Ensuring access and connectivity is the cornerstone of the DSM. The Digital Single Market cannot exist without fast, higher-capacity broadband and telecommunications networks across all EU regions, including remote areas. For this purpose, the first step is finalising the negotiation of the "Connected Continent" regulation that will include a new framework for the progressive elimination of roaming charges and the rules regarding an update of the interpretation of the net neutrality principle. Nevertheless, a complete evaluation and update of the Telecoms Package adopted in 2009 is needed for the creation of an environment that promotes the costly investment in broadband infrastructure. The  future ESIF and the intention of EU investment plan to boost the public-private collaboration would provide a new funding and effective framework for 5G and fibre networks deployment.
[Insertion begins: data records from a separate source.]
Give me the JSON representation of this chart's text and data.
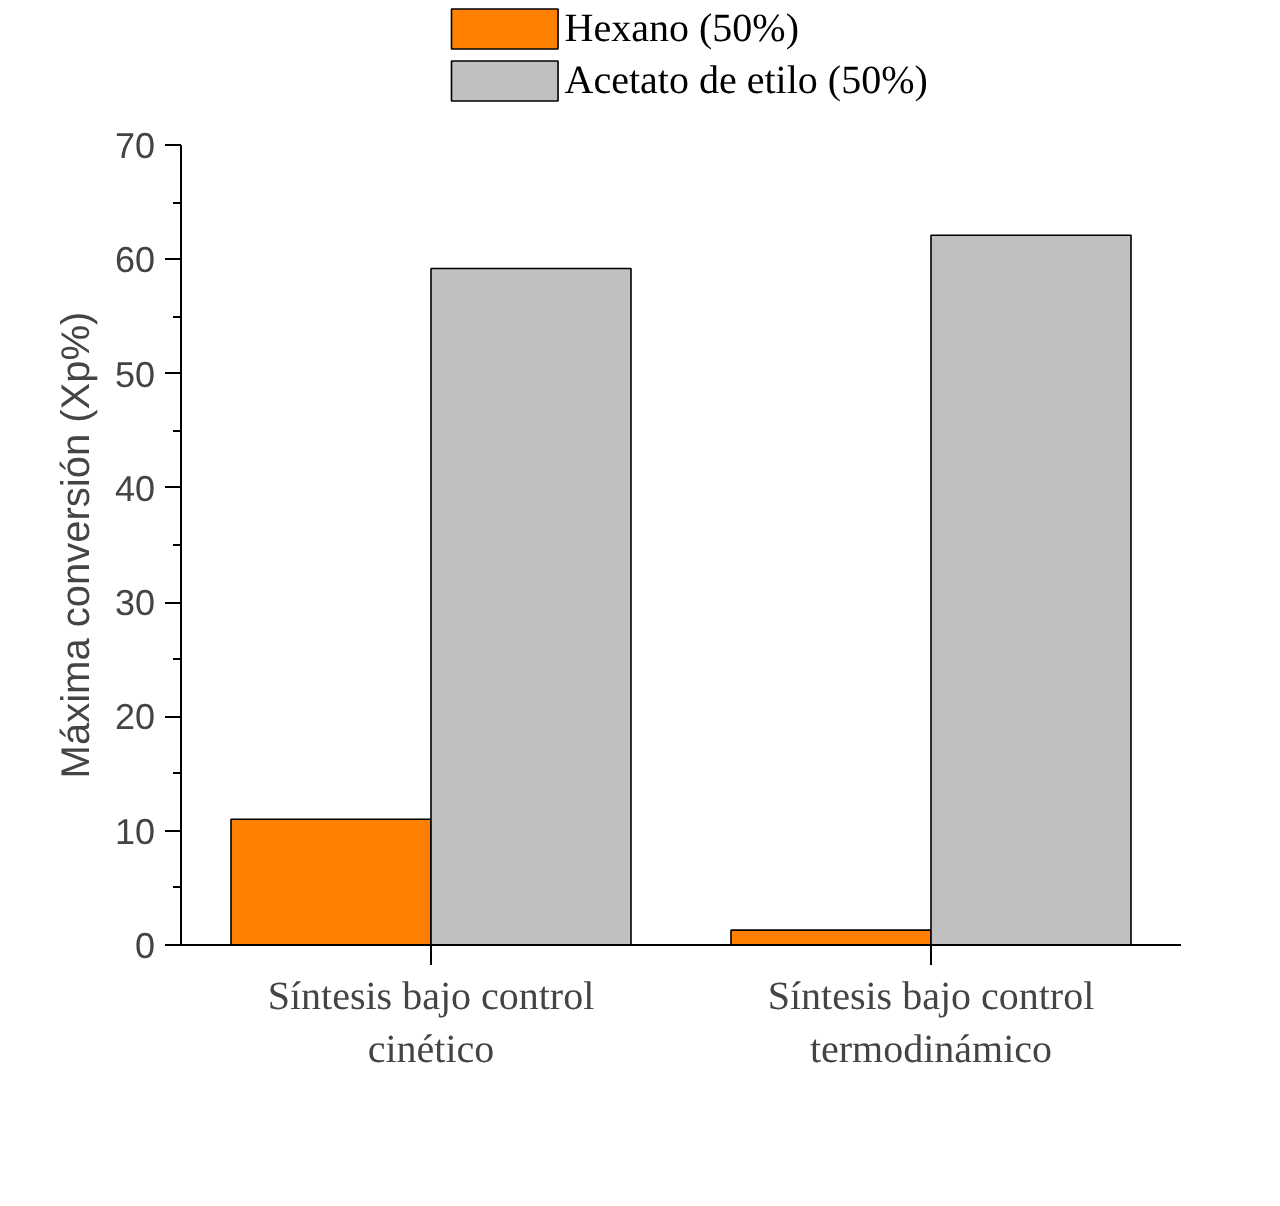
{
  "chart_data": {
    "type": "bar",
    "ylabel": "Máxima conversión (Xp%)",
    "categories": [
      "Síntesis bajo control cinético",
      "Síntesis bajo control termodinámico"
    ],
    "series": [
      {
        "name": "Hexano (50%)",
        "color": "#ff8000",
        "values": [
          11.0,
          1.3
        ]
      },
      {
        "name": "Acetato de etilo (50%)",
        "color": "#c0c0c0",
        "values": [
          59.2,
          62.1
        ]
      }
    ],
    "ylim": [
      0,
      70
    ],
    "yticks": [
      0,
      10,
      20,
      30,
      40,
      50,
      60,
      70
    ],
    "grid": false,
    "legend": "top"
  }
}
Building the digital economy should be based in building a resilient environment capable to digest the technology disruptions. The digitalisation of manufacturing with an industrial dimension of the Digital Agenda should be part of the DSM strategy as the key for increasing productivity and pave the way for Industry 4.0. The digital economy demand the creation of a legal framework to define the role of the digital intermediaries in the service sector in order to allow the development of businesses based on the sharing economy paradigm. This should be part of a broad review of the information society services regulation, which would include among others taxation issues and competition tools for the digital world, but also technical details as the promotion of standards to ensure portability of data between digital platforms. It need to be highlighted that the EU digital economy cannot be build isolated from the global scenario. Therefore, part of the efforts of the DSM strategy should be dedicated to connect the EU digital economy with the world through the free trade agreements under negotiation (TISA, TTIP).
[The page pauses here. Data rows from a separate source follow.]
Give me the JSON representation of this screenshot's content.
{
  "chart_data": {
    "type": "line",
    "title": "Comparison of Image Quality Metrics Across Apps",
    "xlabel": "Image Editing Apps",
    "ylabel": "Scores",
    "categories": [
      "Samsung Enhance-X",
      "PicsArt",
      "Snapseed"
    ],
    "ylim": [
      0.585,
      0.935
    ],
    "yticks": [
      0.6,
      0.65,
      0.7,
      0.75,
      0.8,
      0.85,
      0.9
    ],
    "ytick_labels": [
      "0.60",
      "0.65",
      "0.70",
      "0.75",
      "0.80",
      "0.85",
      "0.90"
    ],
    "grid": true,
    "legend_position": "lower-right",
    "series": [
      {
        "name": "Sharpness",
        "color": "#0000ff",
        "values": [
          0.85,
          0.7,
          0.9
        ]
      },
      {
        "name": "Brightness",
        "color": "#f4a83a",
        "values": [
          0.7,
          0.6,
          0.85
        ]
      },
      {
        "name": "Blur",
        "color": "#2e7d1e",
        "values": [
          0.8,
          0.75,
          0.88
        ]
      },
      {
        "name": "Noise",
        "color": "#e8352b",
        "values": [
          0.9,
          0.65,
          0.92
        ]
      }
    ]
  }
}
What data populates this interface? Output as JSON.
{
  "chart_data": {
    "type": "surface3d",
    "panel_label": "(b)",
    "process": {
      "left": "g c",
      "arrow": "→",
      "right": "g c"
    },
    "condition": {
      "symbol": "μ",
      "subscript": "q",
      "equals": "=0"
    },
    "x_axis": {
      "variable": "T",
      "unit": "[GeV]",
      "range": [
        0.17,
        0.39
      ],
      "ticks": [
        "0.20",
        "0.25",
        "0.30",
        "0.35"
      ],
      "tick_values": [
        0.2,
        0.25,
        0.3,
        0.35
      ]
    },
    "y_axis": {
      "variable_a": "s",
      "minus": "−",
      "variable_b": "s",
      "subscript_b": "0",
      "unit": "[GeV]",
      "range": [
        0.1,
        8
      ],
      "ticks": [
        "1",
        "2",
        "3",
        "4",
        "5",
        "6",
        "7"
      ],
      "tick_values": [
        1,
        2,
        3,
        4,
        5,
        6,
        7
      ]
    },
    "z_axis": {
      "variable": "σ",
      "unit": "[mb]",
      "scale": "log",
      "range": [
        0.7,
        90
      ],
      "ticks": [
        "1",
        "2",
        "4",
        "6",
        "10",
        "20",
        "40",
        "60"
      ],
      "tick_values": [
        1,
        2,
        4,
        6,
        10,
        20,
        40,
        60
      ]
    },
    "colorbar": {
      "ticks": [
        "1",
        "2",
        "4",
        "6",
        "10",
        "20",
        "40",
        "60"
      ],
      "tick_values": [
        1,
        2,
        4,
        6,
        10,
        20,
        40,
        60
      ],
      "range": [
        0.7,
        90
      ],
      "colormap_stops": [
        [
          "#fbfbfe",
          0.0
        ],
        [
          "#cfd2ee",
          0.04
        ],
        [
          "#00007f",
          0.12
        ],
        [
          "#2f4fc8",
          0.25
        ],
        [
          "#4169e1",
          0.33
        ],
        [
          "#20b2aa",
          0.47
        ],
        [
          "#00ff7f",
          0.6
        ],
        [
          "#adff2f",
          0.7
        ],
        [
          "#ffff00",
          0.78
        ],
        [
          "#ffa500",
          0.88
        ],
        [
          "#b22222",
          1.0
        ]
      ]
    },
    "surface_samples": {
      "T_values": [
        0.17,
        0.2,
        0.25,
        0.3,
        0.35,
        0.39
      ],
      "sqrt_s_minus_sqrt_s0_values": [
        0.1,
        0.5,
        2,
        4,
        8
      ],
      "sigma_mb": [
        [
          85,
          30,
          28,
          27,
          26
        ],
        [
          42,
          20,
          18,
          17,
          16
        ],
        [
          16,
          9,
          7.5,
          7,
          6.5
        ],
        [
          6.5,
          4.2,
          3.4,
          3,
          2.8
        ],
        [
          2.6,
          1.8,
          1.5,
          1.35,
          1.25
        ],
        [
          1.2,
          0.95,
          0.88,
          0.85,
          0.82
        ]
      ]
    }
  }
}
Promoting e-society is as needed as digitising the economy. There are two faces of the same coin that creates a virtuous circle. The more an individual is familiar with ICTs at job the more easy for him to find a purpose of digital devices at home and, therefore, better usage he does of technology in his working time. So fostering the development of digital skills will be one of the main objectives of the DSM strategy, not only for ICT jobs but for its usage in any kind of jobs in order to increase the global productivity of the economy. The implementation of digital-by-default principle within the public sector could be an important leverage for building up an e-society. e-government could be the lighthouse project for a complete digitisation of the service sector. Encouraging the smart usage of data, whether big data, open data or small data, is the other lever for the creation of a digital society able to take advantage of the DSM opportunities.
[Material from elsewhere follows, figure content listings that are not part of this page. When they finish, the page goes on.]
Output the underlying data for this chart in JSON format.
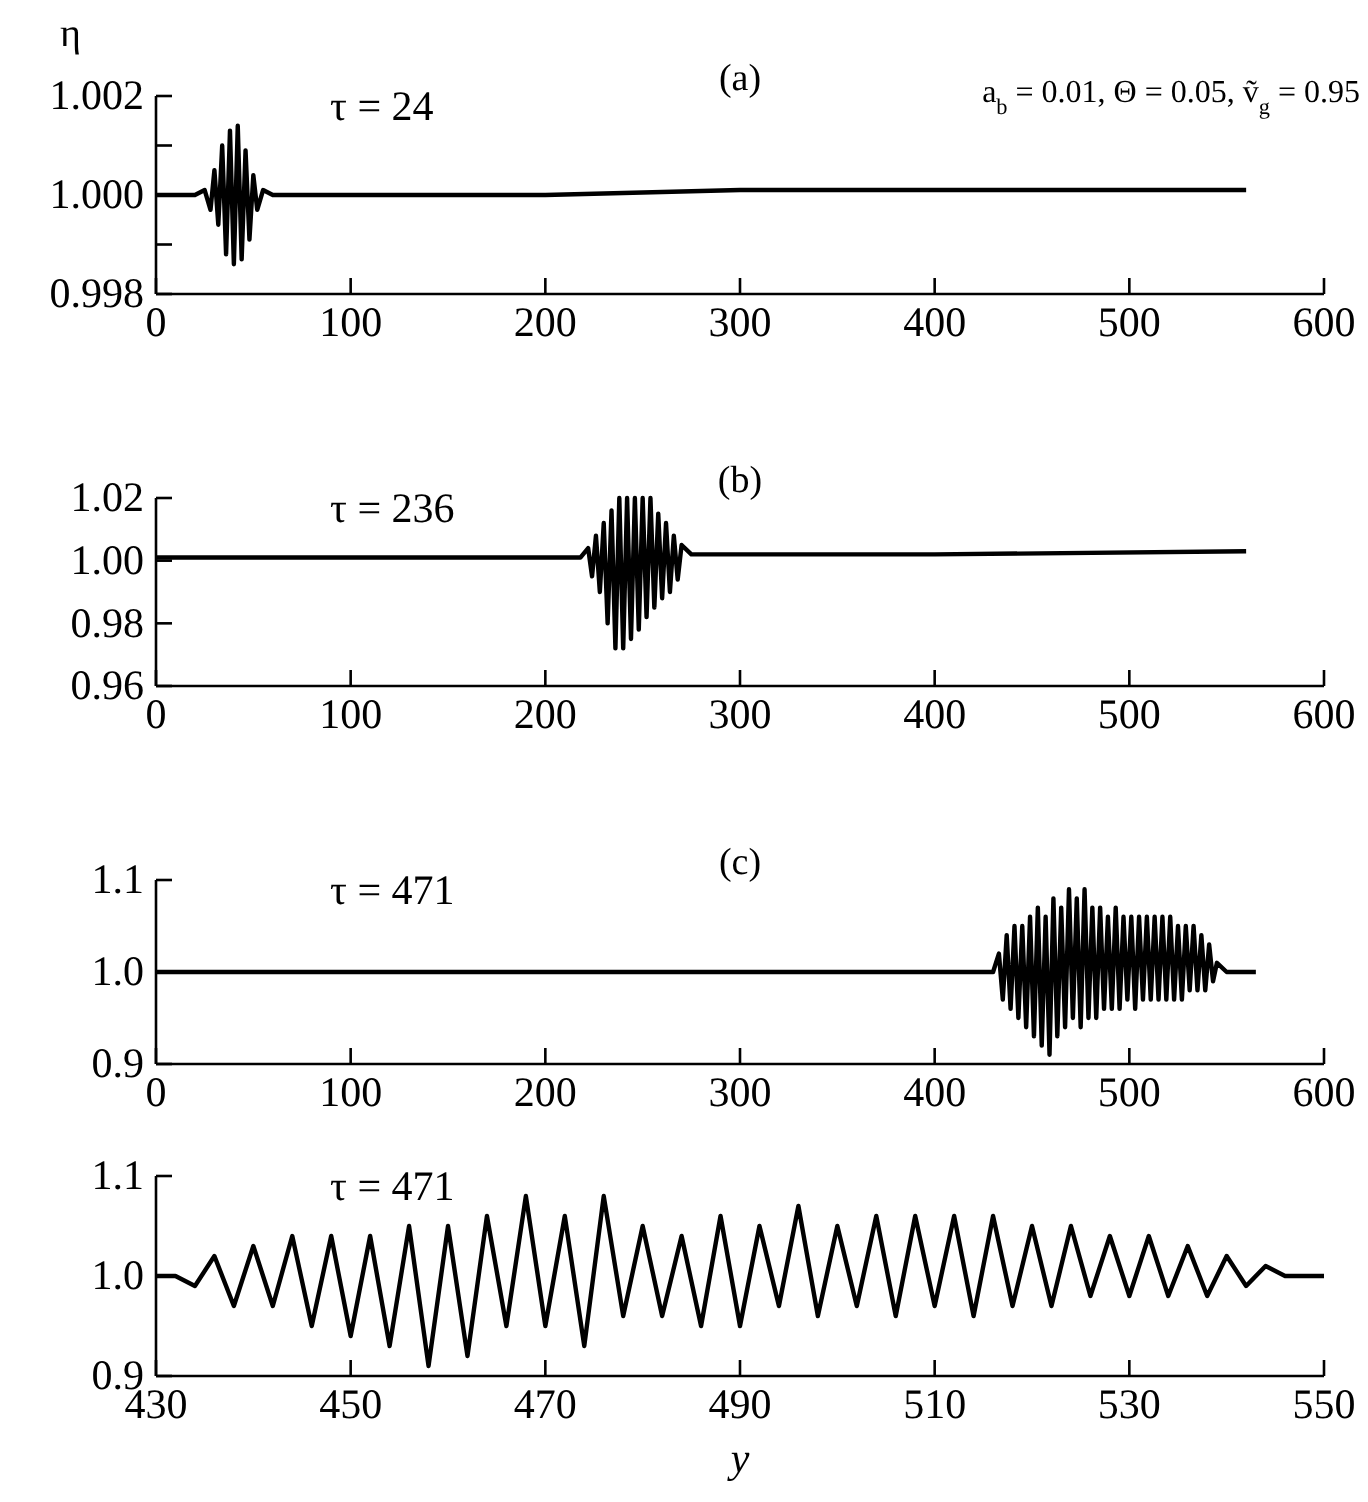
{
  "chart_data": [
    {
      "type": "line",
      "title": "(a)",
      "ylabel": "η",
      "annotations": [
        "τ = 24",
        "a$_{b}$ = 0.01, Θ = 0.05, ṽ$_{g}$ = 0.95"
      ],
      "xlim": [
        0,
        600
      ],
      "xticks": [
        0,
        100,
        200,
        300,
        400,
        500,
        600
      ],
      "ylim": [
        0.998,
        1.002
      ],
      "yticks": [
        {
          "value": 0.998,
          "label": "0.998"
        },
        {
          "value": 0.999,
          "label": null
        },
        {
          "value": 1,
          "label": "1.000"
        },
        {
          "value": 1.001,
          "label": null
        },
        {
          "value": 1.002,
          "label": "1.002"
        }
      ],
      "x": [
        0,
        20,
        25,
        28,
        30,
        32,
        34,
        36,
        38,
        40,
        42,
        44,
        46,
        48,
        50,
        52,
        55,
        60,
        100,
        200,
        300,
        400,
        500,
        560
      ],
      "series": [
        {
          "color": "#000000",
          "values": [
            1.0,
            1.0,
            1.0001,
            0.9997,
            1.0005,
            0.9994,
            1.001,
            0.9988,
            1.0013,
            0.9986,
            1.0014,
            0.9987,
            1.0009,
            0.9991,
            1.0004,
            0.9997,
            1.0001,
            1.0,
            1.0,
            1.0,
            1.0001,
            1.0001,
            1.0001,
            1.0001
          ]
        }
      ]
    },
    {
      "type": "line",
      "title": "(b)",
      "annotations": [
        "τ = 236"
      ],
      "xlim": [
        0,
        600
      ],
      "xticks": [
        0,
        100,
        200,
        300,
        400,
        500,
        600
      ],
      "ylim": [
        0.96,
        1.02
      ],
      "yticks": [
        {
          "value": 0.96,
          "label": "0.96"
        },
        {
          "value": 0.98,
          "label": "0.98"
        },
        {
          "value": 1,
          "label": "1.00"
        },
        {
          "value": 1.02,
          "label": "1.02"
        }
      ],
      "x": [
        0,
        100,
        200,
        218,
        222,
        224,
        226,
        228,
        230,
        232,
        234,
        236,
        238,
        240,
        242,
        244,
        246,
        248,
        250,
        252,
        254,
        256,
        258,
        260,
        262,
        264,
        266,
        268,
        270,
        275,
        280,
        400,
        560
      ],
      "series": [
        {
          "color": "#000000",
          "values": [
            1.001,
            1.001,
            1.001,
            1.001,
            1.004,
            0.995,
            1.008,
            0.99,
            1.012,
            0.98,
            1.016,
            0.972,
            1.02,
            0.972,
            1.02,
            0.975,
            1.02,
            0.978,
            1.02,
            0.982,
            1.02,
            0.985,
            1.015,
            0.988,
            1.012,
            0.99,
            1.008,
            0.994,
            1.005,
            1.002,
            1.002,
            1.002,
            1.003
          ]
        }
      ]
    },
    {
      "type": "line",
      "title": "(c)",
      "annotations": [
        "τ = 471"
      ],
      "xlim": [
        0,
        600
      ],
      "xticks": [
        0,
        100,
        200,
        300,
        400,
        500,
        600
      ],
      "ylim": [
        0.9,
        1.1
      ],
      "yticks": [
        {
          "value": 0.9,
          "label": "0.9"
        },
        {
          "value": 1,
          "label": "1.0"
        },
        {
          "value": 1.1,
          "label": "1.1"
        }
      ],
      "x": [
        0,
        200,
        430,
        433,
        435,
        437,
        439,
        441,
        443,
        445,
        447,
        449,
        451,
        453,
        455,
        457,
        459,
        461,
        463,
        465,
        467,
        469,
        471,
        473,
        475,
        477,
        479,
        481,
        483,
        485,
        487,
        489,
        491,
        493,
        495,
        497,
        499,
        501,
        503,
        505,
        507,
        509,
        511,
        513,
        515,
        517,
        519,
        521,
        523,
        525,
        527,
        529,
        531,
        533,
        535,
        537,
        539,
        541,
        543,
        545,
        550,
        565
      ],
      "series": [
        {
          "color": "#000000",
          "values": [
            1.0,
            1.0,
            1.0,
            1.02,
            0.97,
            1.04,
            0.96,
            1.05,
            0.95,
            1.05,
            0.94,
            1.06,
            0.93,
            1.07,
            0.92,
            1.06,
            0.91,
            1.08,
            0.93,
            1.07,
            0.94,
            1.09,
            0.95,
            1.08,
            0.94,
            1.09,
            0.95,
            1.07,
            0.95,
            1.07,
            0.96,
            1.06,
            0.96,
            1.07,
            0.96,
            1.06,
            0.97,
            1.06,
            0.96,
            1.06,
            0.97,
            1.06,
            0.97,
            1.06,
            0.97,
            1.06,
            0.97,
            1.06,
            0.97,
            1.05,
            0.97,
            1.05,
            0.98,
            1.05,
            0.98,
            1.04,
            0.98,
            1.03,
            0.99,
            1.01,
            1.0,
            1.0
          ]
        }
      ]
    },
    {
      "type": "line",
      "xlabel": "y",
      "annotations": [
        "τ = 471"
      ],
      "xlim": [
        430,
        550
      ],
      "xticks": [
        430,
        450,
        470,
        490,
        510,
        530,
        550
      ],
      "ylim": [
        0.9,
        1.1
      ],
      "yticks": [
        {
          "value": 0.9,
          "label": "0.9"
        },
        {
          "value": 1,
          "label": "1.0"
        },
        {
          "value": 1.1,
          "label": "1.1"
        }
      ],
      "x": [
        430,
        432,
        434,
        436,
        438,
        440,
        442,
        444,
        446,
        448,
        450,
        452,
        454,
        456,
        458,
        460,
        462,
        464,
        466,
        468,
        470,
        472,
        474,
        476,
        478,
        480,
        482,
        484,
        486,
        488,
        490,
        492,
        494,
        496,
        498,
        500,
        502,
        504,
        506,
        508,
        510,
        512,
        514,
        516,
        518,
        520,
        522,
        524,
        526,
        528,
        530,
        532,
        534,
        536,
        538,
        540,
        542,
        544,
        546,
        548,
        550
      ],
      "series": [
        {
          "color": "#000000",
          "values": [
            1.0,
            1.0,
            0.99,
            1.02,
            0.97,
            1.03,
            0.97,
            1.04,
            0.95,
            1.04,
            0.94,
            1.04,
            0.93,
            1.05,
            0.91,
            1.05,
            0.92,
            1.06,
            0.95,
            1.08,
            0.95,
            1.06,
            0.93,
            1.08,
            0.96,
            1.05,
            0.96,
            1.04,
            0.95,
            1.06,
            0.95,
            1.05,
            0.97,
            1.07,
            0.96,
            1.05,
            0.97,
            1.06,
            0.96,
            1.06,
            0.97,
            1.06,
            0.96,
            1.06,
            0.97,
            1.05,
            0.97,
            1.05,
            0.98,
            1.04,
            0.98,
            1.04,
            0.98,
            1.03,
            0.98,
            1.02,
            0.99,
            1.01,
            1.0,
            1.0,
            1.0
          ]
        }
      ]
    }
  ]
}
Europe is lagging behind both in the development of the digital economy and the investment in R&D, so there is need for few reasons to justify the need for investing in world-class ICT research and innovation. It is expected that part of the funds of the Juncker's Plan will be dedicated to research and innovation in digital technologies and infrastructures needed to support e-society and the digital economy. The list of priorities in this field is well-known: big data, cloud computing, Internet of the things, 5G, smart city platforms, ...

Probably, not all the elements for the DSM strategy have been included above. But I´m pretty sure that the elements mentioned will be in new roadmap for a digital Europe. The answer in a few months.